Then comes the guy TFG loves, Vlad Putin.  Doing what TFG only dreams of, Putin completely controls the levers of power in Russia and its zone of influence, having destroyed the constitution that Boris Yeltsin pushed through to make Russia a democracy.  He decided that Ukraine, which has been an independent democracy since 1991 when the Soviet Union finally collapsed, was actually his in his fever dream of rebuilding the Soviet Union.  Violating a whole book full of international laws, Putin launched a full scale invasion of Ukraine last week, expecting the same tepid response of 2014 when he annexed Crimea and succeeded while Europe looked the other way and the US responded with limited sanctions (that Trump undid as one of his first acts in office).  TFG stayed in character this last week lavishing praise on Putin, followed by sycophants at Fox Noise, and the TFG wing of the GOP.

And then, Ukrainian president Volodymyr Zelensky stood up, took off his suit, donned olive drab, declared he was not surrendering, and started rallying his people.
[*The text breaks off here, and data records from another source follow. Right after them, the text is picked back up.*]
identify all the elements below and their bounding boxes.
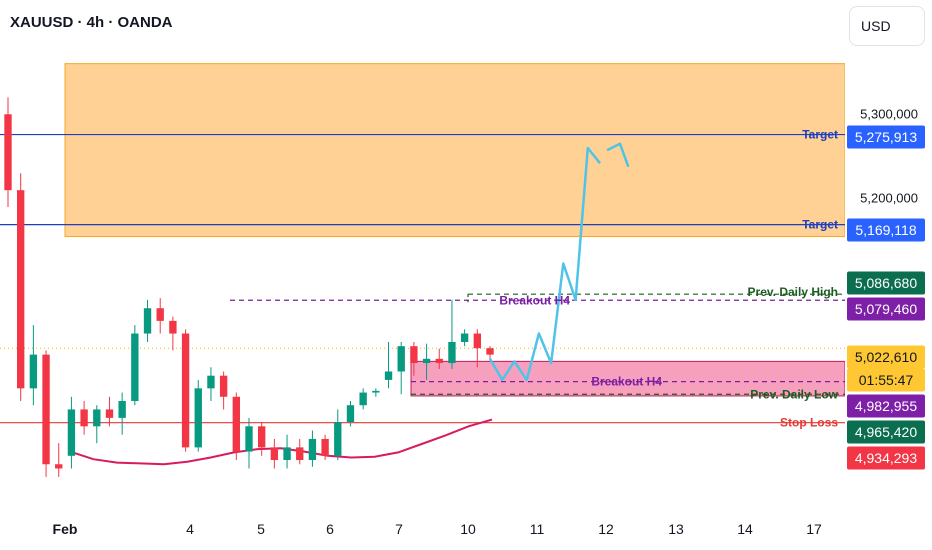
prev-daily-low-label: Prev. Daily Low xyxy=(750,387,838,401)
time-tick-label: 4 xyxy=(186,521,194,537)
candle-body xyxy=(169,320,177,334)
candle-body xyxy=(67,409,76,456)
candle-body xyxy=(296,447,304,461)
time-tick-label: 17 xyxy=(806,521,822,537)
breakout-h4-label: Breakout H4 xyxy=(499,293,570,307)
time-tick-label: Feb xyxy=(53,521,78,537)
time-tick-label: 10 xyxy=(460,521,476,537)
candle-body xyxy=(105,409,114,418)
candle-body xyxy=(460,333,469,342)
candle-body xyxy=(219,375,228,397)
time-tick-label: 7 xyxy=(395,521,403,537)
candle-body xyxy=(435,358,443,364)
prev-daily-high-label: Prev. Daily High xyxy=(748,285,838,299)
candle-body xyxy=(245,426,253,452)
price-badge-label: 5,275,913 xyxy=(855,129,917,145)
candle-body xyxy=(17,190,25,389)
candle-body xyxy=(194,388,202,448)
candle-body xyxy=(346,405,355,423)
price-badge: 4,934,293 xyxy=(847,446,925,470)
candle-body xyxy=(207,375,215,389)
candle-body xyxy=(473,333,481,349)
candle-body xyxy=(156,308,164,321)
price-badge-label: 4,934,293 xyxy=(855,450,917,466)
moving-average-line xyxy=(69,418,493,466)
target-label: Target xyxy=(802,218,838,232)
time-tick-label: 13 xyxy=(668,521,684,537)
price-badge: 4,982,955 xyxy=(847,394,925,418)
projection-arrowhead xyxy=(606,142,630,168)
candle-body xyxy=(486,348,494,355)
time-axis-bg xyxy=(0,512,845,550)
currency-button[interactable]: USD xyxy=(849,6,925,46)
candle-body xyxy=(258,426,266,448)
price-badge: 5,022,610 xyxy=(847,345,925,369)
candle-body xyxy=(384,371,393,380)
candle-body xyxy=(397,346,405,372)
price-badge-label: 5,086,680 xyxy=(855,275,917,291)
projection-path xyxy=(488,146,601,382)
time-tick-label: 5 xyxy=(257,521,265,537)
candle-body xyxy=(93,409,101,427)
price-badge-label: 5,022,610 xyxy=(855,349,917,365)
price-tick-label: 5,300,000 xyxy=(860,106,918,121)
price-badge: 5,275,913 xyxy=(847,125,925,149)
time-tick-label: 11 xyxy=(530,521,545,537)
time-tick-label: 12 xyxy=(598,521,614,537)
price-badge: 4,965,420 xyxy=(847,420,925,444)
candle-body xyxy=(448,341,456,364)
price-tick-label: 5,200,000 xyxy=(860,191,918,206)
candle-body xyxy=(42,354,50,465)
candle-body xyxy=(372,390,380,393)
candle-body xyxy=(359,392,367,406)
candle-body xyxy=(80,409,88,427)
price-badge-label: 5,169,118 xyxy=(855,222,916,238)
candle-body xyxy=(334,422,342,456)
target-zone xyxy=(64,63,846,238)
candle-body xyxy=(321,438,329,456)
candle-body xyxy=(55,464,63,469)
candle-body xyxy=(410,346,418,364)
price-badge: 01:55:47 xyxy=(847,368,925,392)
candle-body xyxy=(118,401,126,418)
time-tick-label: 14 xyxy=(737,521,753,537)
price-badge: 5,079,460 xyxy=(847,297,925,321)
candle-body xyxy=(131,333,139,401)
candle-body xyxy=(270,447,279,461)
time-tick-label: 6 xyxy=(326,521,334,537)
countdown-label: 01:55:47 xyxy=(859,372,914,388)
candle-body xyxy=(308,438,317,461)
target-label: Target xyxy=(802,128,838,142)
candle-body xyxy=(283,447,291,461)
breakout-h4-label: Breakout H4 xyxy=(591,375,662,389)
price-badge-label: 4,965,420 xyxy=(855,424,917,440)
candle-body xyxy=(29,354,38,389)
stop-loss-label: Stop Loss xyxy=(780,416,838,430)
price-badge: 5,169,118 xyxy=(847,218,925,242)
candle-body xyxy=(181,333,190,448)
price-badge-label: 5,079,460 xyxy=(855,301,917,317)
candle-body xyxy=(4,114,12,191)
candle-body xyxy=(143,308,152,334)
candle-body xyxy=(232,396,240,452)
candle-body xyxy=(422,358,431,364)
price-badge-label: 4,982,955 xyxy=(855,398,917,414)
chart-title: XAUUSD · 4h · OANDA xyxy=(10,14,173,31)
price-badge: 5,086,680 xyxy=(847,271,925,295)
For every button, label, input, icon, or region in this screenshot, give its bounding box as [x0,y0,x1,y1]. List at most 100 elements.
When offered an evacuation by the US, he declined, saying, “I need ammunition, not a ride.”  Following his lead, thousands of Ukrainians have volunteered to defend their homeland, and even expat Ukrainians are returning to fight.  They’ve built barricades, made Molotov cocktails, taken up arms, and have steadfastly resisted the onslaught.

After witnessing Zelensky’s courage and the response of his people, the international community has responded in a way unseen since 911.  The EU banned Russian aircraft in their airspace; the US, with cooperation of allies, implemented sanctions on Putin and his henchmen, even including denying some Russian banks access to the SWIFT international payments system, which I believe hasn’t been done before and threatens to cripple the Russian economy.  Hundreds of thousands of Russians in large cities around the country, risking arrest and detention, publicly protested against Putin.  The EU offered to finance weapons into Ukraine, and then Fedex and UPS announced that they were halting all shipments into and out of Russia. Shortly after, BP announced that it was exiting its 20%, $14 billion position in Rosneft, the Russian national oil company.  Boom. In less than a week, Putin was isolated and now a pariah in global political and industry circles with few exceptions.  Even Putin ass-kisser Brazilian President Jair Bolsonaro has announced that he is “neutral” about the attack on Ukraine.

The pressure on Putin is now so great that, after putting his nuclear assets on alert, he asked for talks with Ukraine through the president of Belarus.  So far the talks are said to be arranged on the border between Ukraine and Belarus, a Russian satellite state.  There are no real hopes for progress, but with Putin raising the specter of nuclear war, he is clearly on his heels.

This is how you deal with a despot.  When they threaten unlawful actions, you don’t appease.  You kick them in the groin and poke them in the eye.  This is not only how you deal with Putin, you do the same thing with shitbags like TFG, Bolsanaro, Kim Jong Un, and other despots around the world.  They rule with fear; they’re bullies.  When overpowered, they run.

There is a lesson being taught the world by the people of Ukraine.  I’m just hoping that many people, including TFG appeasers, are learning it.